Hyper Localization is a big data and analytics-driven effort that adds value to traditional Localization. It is one of the ideal ways to deliver a well-targeted, personalized shopping experience for the customers.

Here are a few hyper-localization initiatives that retailers can start with:

  • Facilitating in-store customer touchpoint kiosks with localized themes and offerings to assist them
  • Creating E-retail websites/apps with multilingual and multi-currency options
  • Producing localized digital content in various formats across different channels
  • Implementing personalized content marketing efforts that attract specific customers and market segments
  • Performing Local SEO strategies with localized content to gain market visibility organically
  • Running Geolocation ad campaigns for local and regional keywords that have business potential
  • Driving seasonal marketing campaigns to drive sales by taking advantage of local events
  • Providing personalized recommendations to the customers based on regional preferences
  • Providing last-mile fulfilment for customer convenience and improved service experience

Well strategized hyper-localization efforts will amplify brand visibility and customer loyalty, eventually increasing store footfalls. However, it requires immense data research and analysis to be successful, making it predestined for retailers to have advanced AI and data infrastructure support.

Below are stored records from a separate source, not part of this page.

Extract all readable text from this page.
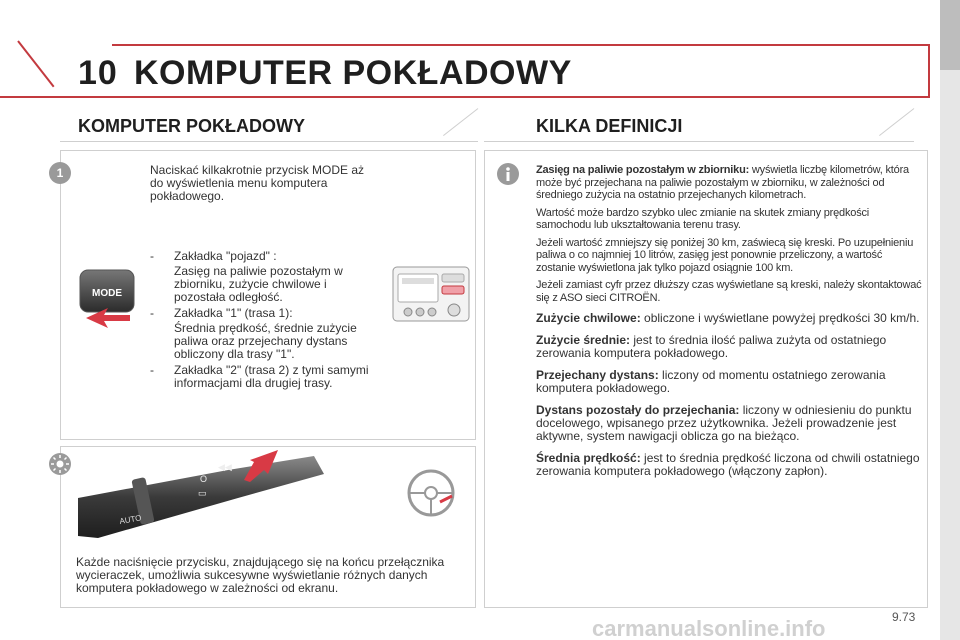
10 KOMPUTER POKŁADOWY
KOMPUTER POKŁADOWY	KILKA DEFINICJI
1	Naciskać kilkakrotnie przycisk MODE aż do wyświetlenia menu komputera pokładowego.
MODE
-	Zakładka "pojazd" :
Zasięg na paliwie pozostałym w zbiorniku, zużycie chwilowe i pozostała odległość.
-	Zakładka "1" (trasa 1):
Średnia prędkość, średnie zużycie paliwa oraz przejechany dystans obliczony dla trasy "1".
-	Zakładka "2" (trasa 2) z tymi samymi informacjami dla drugiej trasy.
AUTO
O
▭
◀◀
Każde naciśnięcie przycisku, znajdującego się na końcu przełącznika wycieraczek, umożliwia sukcesywne wyświetlanie różnych danych komputera pokładowego w zależności od ekranu.

Zasięg na paliwie pozostałym w zbiorniku: wyświetla liczbę kilometrów, która może być przejechana na paliwie pozostałym w zbiorniku, w zależności od średniego zużycia na ostatnio przejechanych kilometrach.

Wartość może bardzo szybko ulec zmianie na skutek zmiany prędkości samochodu lub ukształtowania terenu trasy.

Jeżeli wartość zmniejszy się poniżej 30 km, zaświecą się kreski. Po uzupełnieniu paliwa o co najmniej 10 litrów, zasięg jest ponownie przeliczony, a wartość zostanie wyświetlona jak tylko pojazd osiągnie 100 km.

Jeżeli zamiast cyfr przez dłuższy czas wyświetlane są kreski, należy skontaktować się z ASO sieci CITROËN.

Zużycie chwilowe: obliczone i wyświetlane powyżej prędkości 30 km/h.

Zużycie średnie: jest to średnia ilość paliwa zużyta od ostatniego zerowania komputera pokładowego.

Przejechany dystans: liczony od momentu ostatniego zerowania komputera pokładowego.

Dystans pozostały do przejechania: liczony w odniesieniu do punktu docelowego, wpisanego przez użytkownika. Jeżeli prowadzenie jest aktywne, system nawigacji oblicza go na bieżąco.

Średnia prędkość: jest to średnia prędkość liczona od chwili ostatniego zerowania komputera pokładowego (włączony zapłon).

carmanualsonline.info	9.73
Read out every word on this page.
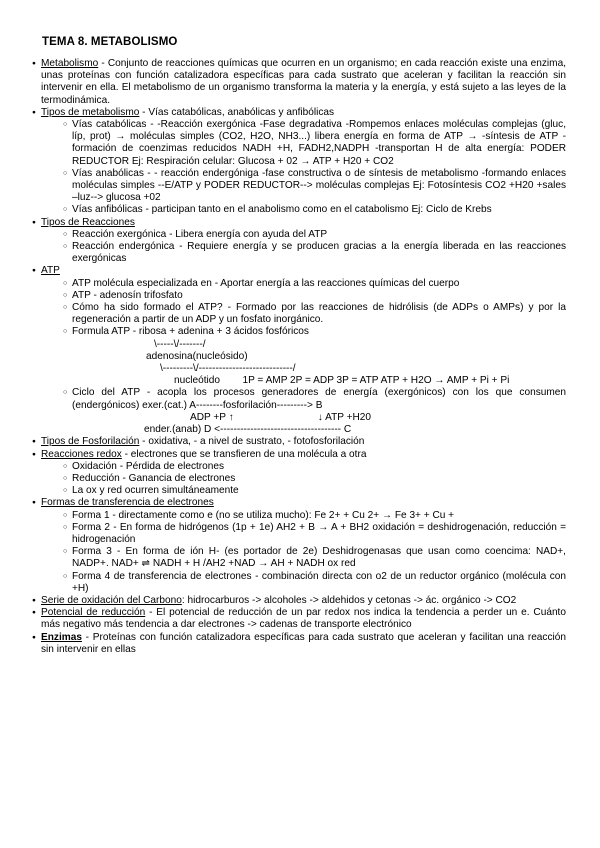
TEMA 8. METABOLISMO

● Metabolismo - Conjunto de reacciones químicas que ocurren en un organismo; en cada reacción existe una enzima, unas proteínas con función catalizadora específicas para cada sustrato que aceleran y facilitan la reacción sin intervenir en ella. El metabolismo de un organismo transforma la materia y la energía, y está sujeto a las leyes de la termodinámica.

● Tipos de metabolismo - Vías catabólicas, anabólicas y anfibólicas

○ Vías catabólicas - -Reacción exergónica -Fase degradativa -Rompemos enlaces moléculas complejas (gluc, líp, prot) → moléculas simples (CO2, H2O, NH3...) libera energía en forma de ATP → -síntesis de ATP - formación de coenzimas reducidos NADH +H, FADH2,NADPH -transportan H de alta energía: PODER REDUCTOR Ej: Respiración celular: Glucosa + 02 → ATP + H20 + CO2

○ Vías anabólicas - - reacción endergóniga -fase constructiva o de síntesis de metabolismo -formando enlaces moléculas simples --E/ATP y PODER REDUCTOR--> moléculas complejas Ej: Fotosíntesis CO2 +H20 +sales –luz--> glucosa +02

○ Vías anfibólicas - participan tanto en el anabolismo como en el catabolismo Ej: Ciclo de Krebs

● Tipos de Reacciones

○ Reacción exergónica - Libera energía con ayuda del ATP

○ Reacción endergónica - Requiere energía y se producen gracias a la energía liberada en las reacciones exergónicas

● ATP

○ ATP molécula especializada en - Aportar energía a las reacciones químicas del cuerpo

○ ATP - adenosín trifosfato

○ Cómo ha sido formado el ATP? - Formado por las reacciones de hidrólisis (de ADPs o AMPs) y por la regeneración a partir de un ADP y un fosfato inorgánico.

○ Formula ATP - ribosa + adenina + 3 ácidos fosfóricos

\-----\/-------/

adenosina(nucleósido)

\---------\/----------------------------/

nucleótido        1P = AMP 2P = ADP 3P = ATP ATP + H2O → AMP + Pi + Pi

○ Ciclo del ATP - acopla los procesos generadores de energía (exergónicos) con los que consumen (endergónicos) exer.(cat.) A--------fosforilación---------> B

ADP +P ↑                              ↓ ATP +H20

ender.(anab) D <------------------------------------ C

● Tipos de Fosforilación - oxidativa, - a nivel de sustrato, - fotofosforilación

● Reacciones redox - electrones que se transfieren de una molécula a otra

○ Oxidación - Pérdida de electrones

○ Reducción - Ganancia de electrones

○ La ox y red ocurren simultáneamente

● Formas de transferencia de electrones

○ Forma 1 - directamente como e (no se utiliza mucho): Fe 2+ + Cu 2+ → Fe 3+ + Cu +

○ Forma 2 - En forma de hidrógenos (1p + 1e) AH2 + B → A + BH2 oxidación = deshidrogenación, reducción = hidrogenación

○ Forma 3 - En forma de ión H- (es portador de 2e) Deshidrogenasas que usan como coencima: NAD+, NADP+. NAD+ ⇌ NADH + H /AH2 +NAD → AH + NADH ox red

○ Forma 4 de transferencia de electrones - combinación directa con o2 de un reductor orgánico (molécula con +H)

● Serie de oxidación del Carbono: hidrocarburos -> alcoholes -> aldehidos y cetonas -> ác. orgánico -> CO2

● Potencial de reducción - El potencial de reducción de un par redox nos indica la tendencia a perder un e. Cuánto más negativo más tendencia a dar electrones -> cadenas de transporte electrónico

● Enzimas - Proteínas con función catalizadora específicas para cada sustrato que aceleran y facilitan una reacción sin intervenir en ellas
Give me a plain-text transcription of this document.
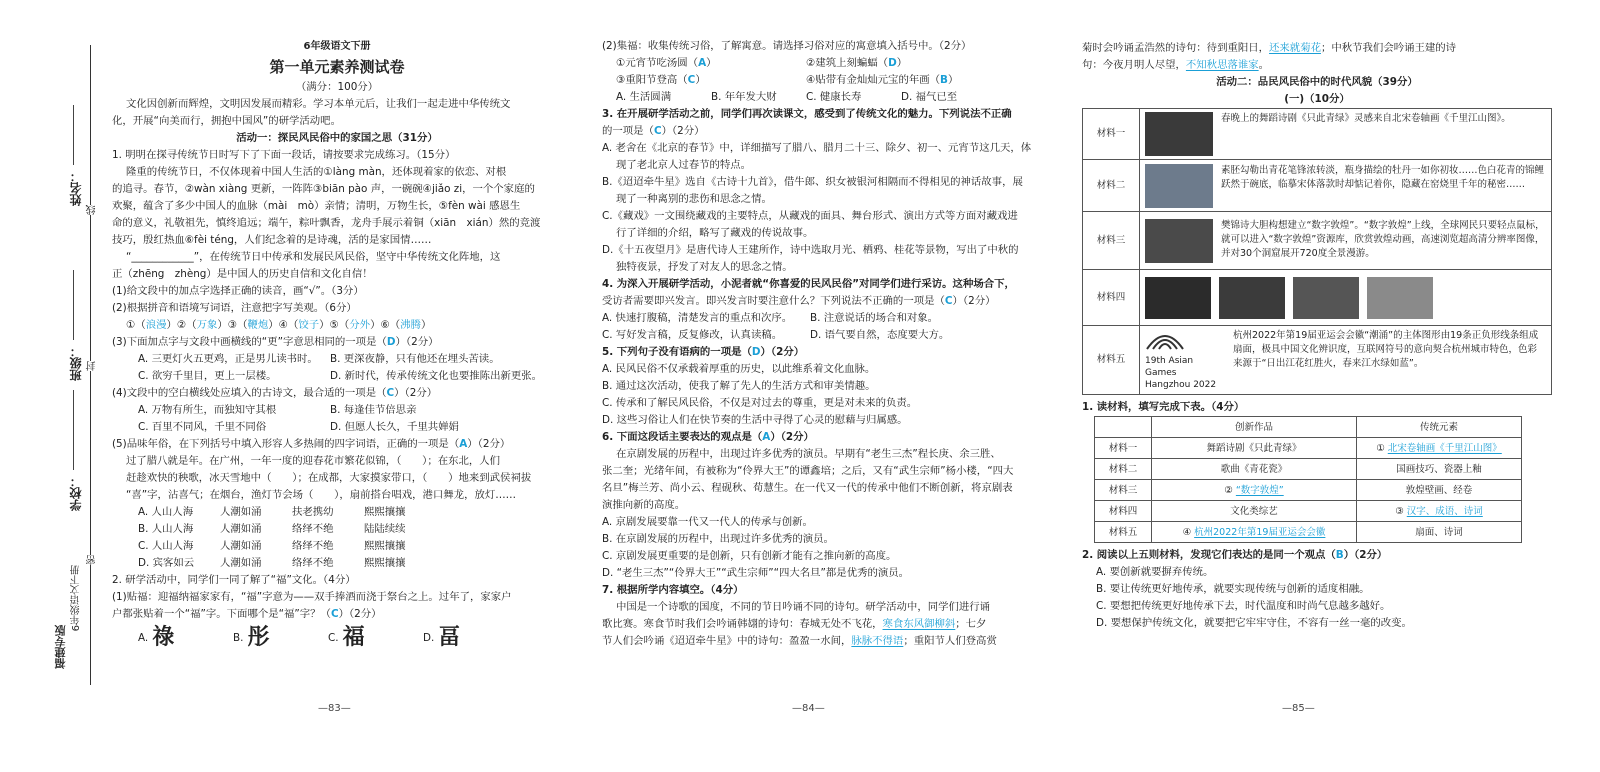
姓名：
线
班级： 封
学校：
6年级语文下册
密
福建专版
6年级语文下册
第一单元素养测试卷
（满分：100分）
文化因创新而辉煌，文明因发展而精彩。学习本单元后，让我们一起走进中华传统文
化，开展“向美而行，拥抱中国风”的研学活动吧。
活动一：探民风民俗中的家国之思（31分）
1. 明明在探寻传统节日时写下了下面一段话，请按要求完成练习。（15分）
隆重的传统节日，不仅体现着中国人生活的①làng màn，还体现着家的依恋、对根
的追寻。春节，②wàn xiàng 更新，一阵阵③biān pào 声，一碗碗④jiǎo zi，一个个家庭的
欢聚，蕴含了多少中国人的血脉（mài　mò）亲情；清明，万物生长，⑤fèn wài 感恩生
命的意义，礼敬祖先，慎终追远；端午，粽叶飘香，龙舟手展示着铜（xiān　xián）然的竞渡
技巧，殷红热血⑥fèi téng，人们纪念着的是诗魂，活的是家国情……
“____________”，在传统节日中传承和发展民风民俗，坚守中华传统文化阵地，这
正（zhēng　zhèng）是中国人的历史自信和文化自信！
(1)给文段中的加点字选择正确的读音，画“√”。（3分）
(2)根据拼音和语境写词语，注意把字写美观。（6分）
①（浪漫）②（万象）③（鞭炮）④（饺子）⑤（分外）⑥（沸腾）
(3)下面加点字与文段中画横线的“更”字意思相同的一项是（D）（2分）
A. 三更灯火五更鸡，正是男儿读书时。 B. 更深夜静，只有他还在埋头苦读。
C. 欲穷千里目，更上一层楼。	D. 新时代，传承传统文化也要推陈出新更张。
(4)文段中的空白横线处应填入的古诗文，最合适的一项是（C）（2分）
A. 万物有所生，而独知守其根	B. 每逢佳节倍思亲
C. 百里不同风，千里不同俗	D. 但愿人长久，千里共婵娟
(5)品味年俗，在下列括号中填入形容人多热闹的四字词语，正确的一项是（A）（2分）
过了腊八就是年。在广州，一年一度的迎春花市繁花似锦，（　　）；在东北，人们
赶趁欢快的秧歌，冰天雪地中（　　）；在成都，大家摸家带口，（　　）地来到武侯祠拔
“喜”字，沾喜气；在烟台，渔灯节会场（　　），扇前搭台唱戏，港口舞龙，放灯……
A. 人山人海	人潮如涌	扶老携幼	熙熙攘攘
B. 人山人海	人潮如涌	络绎不绝	陆陆续续
C. 人山人海	人潮如涌	络绎不绝	熙熙攘攘
D. 宾客如云 人潮如涌	络绎不绝	熙熙攘攘
2. 研学活动中，同学们一同了解了“福”文化。（4分）
(1)贴福：迎福纳福家家有，“福”字意为——双手捧酒而浇于祭台之上。过年了，家家户
户都张贴着一个“福”字。下面哪个是“福”字？（C）（2分）
A. 祿	B. 彤	C. 福	D. 畐
—83—
(2)集福：收集传统习俗，了解寓意。请选择习俗对应的寓意填入括号中。（2分）
①元宵节吃汤圆（A）	②建筑上刻蝙蝠（D）
③重阳节登高（C）	④贴带有金灿灿元宝的年画（B）
A. 生活圆满	B. 年年发大财	C. 健康长寿	D. 福气已至
3. 在开展研学活动之前，同学们再次读课文，感受到了传统文化的魅力。下列说法不正确
的一项是（C）（2分）
A. 老舍在《北京的春节》中，详细描写了腊八、腊月二十三、除夕、初一、元宵节这几天，体
现了老北京人过春节的特点。
B.《迢迢牵牛星》选自《古诗十九首》，借牛郎、织女被银河相隔而不得相见的神话故事，展
现了一种离别的悲伤和思念之情。
C.《藏戏》一文围绕藏戏的主要特点，从藏戏的面具、舞台形式、演出方式等方面对藏戏进
行了详细的介绍，略写了藏戏的传说故事。
D.《十五夜望月》是唐代诗人王建所作，诗中选取月光、栖鸦、桂花等景物，写出了中秋的
独特夜景，抒发了对友人的思念之情。
4. 为深入开展研学活动，小泥者就“你喜爱的民风民俗”对同学们进行采访。这种场合下，
受访者需要即兴发言。即兴发言时要注意什么？下列说法不正确的一项是（C）（2分）
A. 快速打腹稿，清楚发言的重点和次序。 B. 注意说话的场合和对象。
C. 写好发言稿，反复修改，认真读稿。	D. 语气要自然，态度要大方。
5. 下列句子没有语病的一项是（D）（2分）
A. 民风民俗不仅承载着厚重的历史，以此维系着文化血脉。
B. 通过这次活动，使我了解了先人的生活方式和审美情趣。
C. 传承和了解民风民俗，不仅是对过去的尊重，更是对未来的负责。
D. 这些习俗让人们在快节奏的生活中寻得了心灵的慰藉与归属感。
6. 下面这段话主要表达的观点是（A）（2分）
在京剧发展的历程中，出现过许多优秀的演员。早期有“老生三杰”程长庚、余三胜、
张二奎；光绪年间，有被称为“伶界大王”的谭鑫培；之后，又有“武生宗师”杨小楼，“四大
名旦”梅兰芳、尚小云、程砚秋、荀慧生。在一代又一代的传承中他们不断创新，将京剧表
演推向新的高度。
A. 京剧发展要靠一代又一代人的传承与创新。
B. 在京剧发展的历程中，出现过许多优秀的演员。
C. 京剧发展更重要的是创新，只有创新才能有之推向新的高度。
D. “老生三杰”“伶界大王”“武生宗师”“四大名旦”都是优秀的演员。
7. 根据所学内容填空。（4分）
中国是一个诗歌的国度，不同的节日吟诵不同的诗句。研学活动中，同学们进行诵
歌比赛。寒食节时我们会吟诵韩翃的诗句：春城无处不飞花，寒食东风御柳斜；七夕
节人们会吟诵《迢迢牵牛星》中的诗句：盈盈一水间，脉脉不得语；重阳节人们登高赏
—84—
菊时会吟诵孟浩然的诗句：待到重阳日，还来就菊花；中秋节我们会吟诵王建的诗
句：今夜月明人尽望，不知秋思落谁家。
活动二：品民风民俗中的时代风貌（39分）
(一)（10分）
材料一	春晚上的舞蹈诗剧《只此青绿》灵感来自北宋卷轴画《千里江山图》。
材料二	素胚勾勒出青花笔锋浓转淡，瓶身描绘的牡丹一如你初妆……色白花青的锦鲤跃然于碗底，临摹宋体落款时却惦记着你，隐藏在窑烧里千年的秘密……
材料三	樊锦诗大胆构想建立“数字敦煌”。“数字敦煌”上线，全球网民只要轻点鼠标，就可以进入“数字敦煌”资源库，欣赏敦煌动画，高速浏览超高清分辨率图像，并对30个洞窟展开720度全景漫游。
材料四	
材料五	19th Asian Games
Hangzhou 2022
杭州2022年第19届亚运会会徽“潮涌”的主体图形由19条正负形线条组成扇面，极具中国文化辨识度，互联网符号的意向契合杭州城市特色，色彩来源于“日出江花红胜火，春来江水绿如蓝”。
1. 读材料，填写完成下表。（4分）
	创新作品	传统元素
材料一	舞蹈诗剧《只此青绿》	① 北宋卷轴画《千里江山图》
材料二	歌曲《青花瓷》	国画技巧、瓷器上釉
材料三	② “数字敦煌”	敦煌壁画、经卷
材料四	文化类综艺	③ 汉字、成语、诗词
材料五	④ 杭州2022年第19届亚运会会徽	扇面、诗词
2. 阅读以上五则材料，发现它们表达的是同一个观点（B）（2分）
A. 要创新就要摒弃传统。
B. 要让传统更好地传承，就要实现传统与创新的适度相融。
C. 要想把传统更好地传承下去，时代温度和时尚气息越多越好。
D. 要想保护传统文化，就要把它牢牢守住，不容有一丝一毫的改变。
—85—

Drive Performance with Data

Retailers have been putting data into action to drive their business operations efficiently, and there is still more potential. A comprehensive data-driven approach can enable retailers to achieve stellar customer experience, operational efficiency, cost savings, and portfolio development. It is crucial to build a data-driven culture focused on accessibility & intelligence, and strengthen analytics across different business functional units.

Here are some significant retail analytics practices:

Strategic Pricing Decision:  Product price fixing based on customer feedback, competitive and marketing intelligence insights, instead of the traditional pricing approach.

Product Display & Assortment Optimization: Applying data analysis for optimal product placement that maximizes profit and providing suitable product-mix offerings in demand by analyzing consumer behaviour.

Data-Driven Site Selection: Leveraging location intelligence for strategic site selection for ordinary stores and BOPIS. (Buy Online, Pick Up In-Store)

Supply Chain Movement: Analyzing various business information to predict demand and manage the supply chain accordingly. It also helps in managing resources and distribution.

Relevant Customer Experiences: Extracting insights from tracking and analyzing shopper behavior, identity & data to understand their needs better, personalize communication, improve the customer journey and build loyalty.

Understanding real-time and historical sales, inventory, operational and customer data helps retailers take the right business decisions. A solid data analytics ecosystem can bring incredible benefits to every retail business out there – right from finding anomalies and opportunities to automating and personalizing marketing approaches.